On one side of the world, a tyrant is overthrown, the oppressed are free, the world watches in true shock and awe.
On the other side of the world, Danny Gans is king.
Danny Gans, for those who have never been to Las Vegas, is an entertainer who... oh, sorry, he's not merely an entertainer. No, he's ENTERTAINER OF THE YEAR, writ large on countless billboards, bus cards, taxi roof ads, and, for all I know, on tattoos placed on each cheek of the Mayor's butt. The moment you deplane at McCarran and go to get your bags, there's the grinning face of the ENTERTAINER OF THE YEAR, looming over the baggage claim, perched atop his customary black turtleneck. Here in our hotel room- a hotel right across the street from the Official Hotel of Danny Gans- there's a copy of a tourist magazine, and right on the cover, crouching and gazing from in front of the publication's logo with a please-love-me expression, is the ENTERTAINER OF THE YEAR himself. Why not? He's the ENTERTAINER OF THE YEAR.

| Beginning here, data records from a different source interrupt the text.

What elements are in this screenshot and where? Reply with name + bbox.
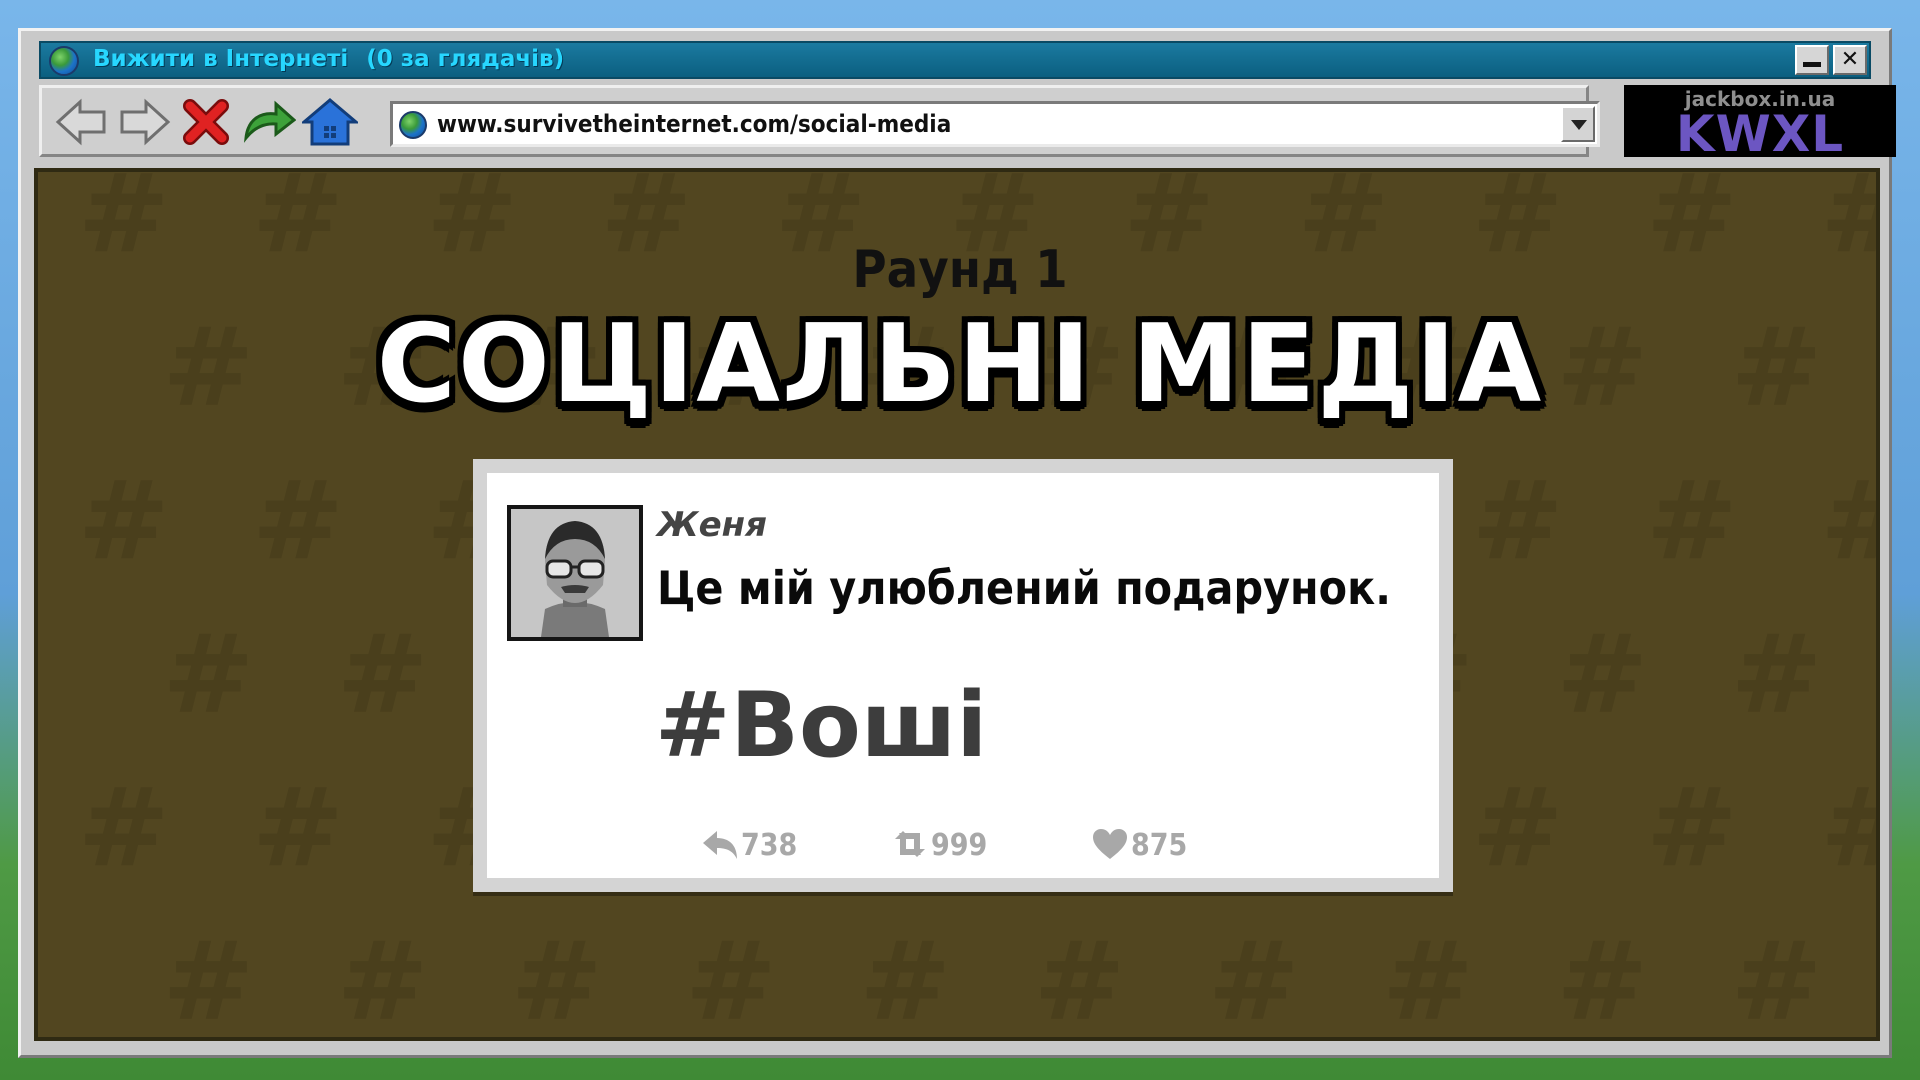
hashtag-pattern-mark: # — [1556, 918, 1648, 1037]
hashtag-pattern-mark: # — [1820, 765, 1876, 892]
retweet-stat: 999 — [891, 827, 987, 863]
kwxl-logo: KWXL — [1675, 105, 1845, 163]
hashtag-pattern-mark: # — [1034, 918, 1126, 1037]
like-count: 875 — [1131, 828, 1188, 863]
reply-stat: 738 — [701, 827, 797, 863]
stop-x-icon[interactable] — [178, 96, 234, 148]
forward-arrow-icon[interactable] — [116, 96, 172, 148]
hashtag-pattern-mark: # — [78, 765, 170, 892]
url-text[interactable]: www.survivetheinternet.com/social-media — [437, 110, 951, 138]
hashtag-pattern-mark: # — [1556, 611, 1648, 738]
globe-icon — [49, 46, 79, 76]
hashtag-pattern-mark: # — [1208, 918, 1300, 1037]
post-text: Це мій улюблений подарунок. — [657, 561, 1391, 615]
avatar — [507, 505, 643, 641]
home-icon[interactable] — [299, 96, 361, 148]
refresh-arrow-icon[interactable] — [240, 96, 297, 148]
retweet-icon — [895, 831, 925, 857]
post-body: Женя Це мій улюблений подарунок. #Boші 7… — [487, 473, 1439, 878]
logo-panel: jackbox.in.ua KWXL — [1624, 85, 1896, 163]
hashtag-pattern-mark: # — [252, 765, 344, 892]
hashtag-pattern-mark: # — [1472, 765, 1564, 892]
close-icon: ✕ — [1840, 47, 1860, 72]
category-title: СОЦІАЛЬНІ МЕДІА — [376, 302, 1544, 427]
hashtag-pattern-mark: # — [162, 918, 254, 1037]
close-button[interactable]: ✕ — [1833, 45, 1867, 75]
minimize-icon — [1803, 62, 1821, 67]
heart-icon — [1093, 829, 1127, 859]
reply-arrow-icon — [703, 831, 737, 859]
hashtag-pattern-mark: # — [78, 458, 170, 585]
post-hashtag: #Boші — [655, 673, 988, 778]
chevron-down-icon[interactable] — [1561, 106, 1595, 142]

So, what does the ENTERTAINER OF THE YEAR do to become the ENTERTAINER OF THE YEAR? Well, he sings. He dances. He does impressions. He tells sincere stories about his family, his faith, his baseball career, his TV deals. And he does every single one of them poorly. Check that- not just poorly, but criminally bad. Awful. Sub-Star Search bad. Ted Mack's Original Amateur Hour bad. Cable access bad. None of his impressions are close. His claims to have been a heartbeat away from the majors- are of dubious veracity. The singing and dancing are karaoke-level. He's been telling the sitcom development story for years and nobody's seen a pilot. I've seen the ENTERTAINER OF THE YEAR perform live, and I can't remember a more cringe-inducing act, not even the Playboy Fantasy Revue at which I ended up, in an illness-and-alcohol-induced delerium, sitting ringside in Atlantic City inches from the Globe of Death and three male dancers in ape costumes miming to "Abba Dabba Honeymoon." The ENTERTAINER OF THE YEAR is horribly, mind-numbingly, incredibly awful.
Needless to say, he sells out every night.
That's because Las Vegas isn't of this earth. It's a parallel universe, with its own customs, own moral code, own celebrities. Ah, the celebrities. Your Jack Nicholsons and Shaqs and George W. Bushes can slide through a casino with no problem, can gamble and drink and dance relatively unmolested, noticed only in passing in Norm Clarke's column or Tim McDarrah's column in the next day's papers. But Danny Gans- the ENTERTAINER OF THE YEAR- will get mobbed. The Scintas are royalty on the Strip. Clint Holmes- "My name is Michael, I got a nickel..." Clint Holmes- is still a star here. Michael Flatley hops, Lance Burton makes magic, Rita Rudner slays 'em every night. There's even a Gallic imitation of the ENTERTAINER OF THE YEAR, a guy named Andre-Phillipe Gagnon who does impressions of singers that sound like the real thing if the real thing had a French accent and sounded nothing like themselves.
Have I mentioned that it's all great? Because it is. Nowhere else on the planet can you get ripped on paper-umbrella drinks and watch washed-up singers and unfunny comics and people you've never heard of and have no reason to have ever heard of sing and dance and joke their show-biz hearts out in a way that's like watching "World's Wildest Police Chases XIV"- you can't believe you're doing it, you're aware you're wasting time and brain cells, yet you're enjoying the spectacle. (Some of the acts are even- dare I say it- not bad: Clint Holmes does a surprisingly good version of the standard Vegas showroom act, and, yes, he's fully aware of his own comic washed-up-ness) Like the rest of Tourist Las Vegas, it's all tasteless, schlocky, over the top, and exactly what you want from Vegas.
Except the ENTERTAINER OF THE YEAR. Nobody should want that.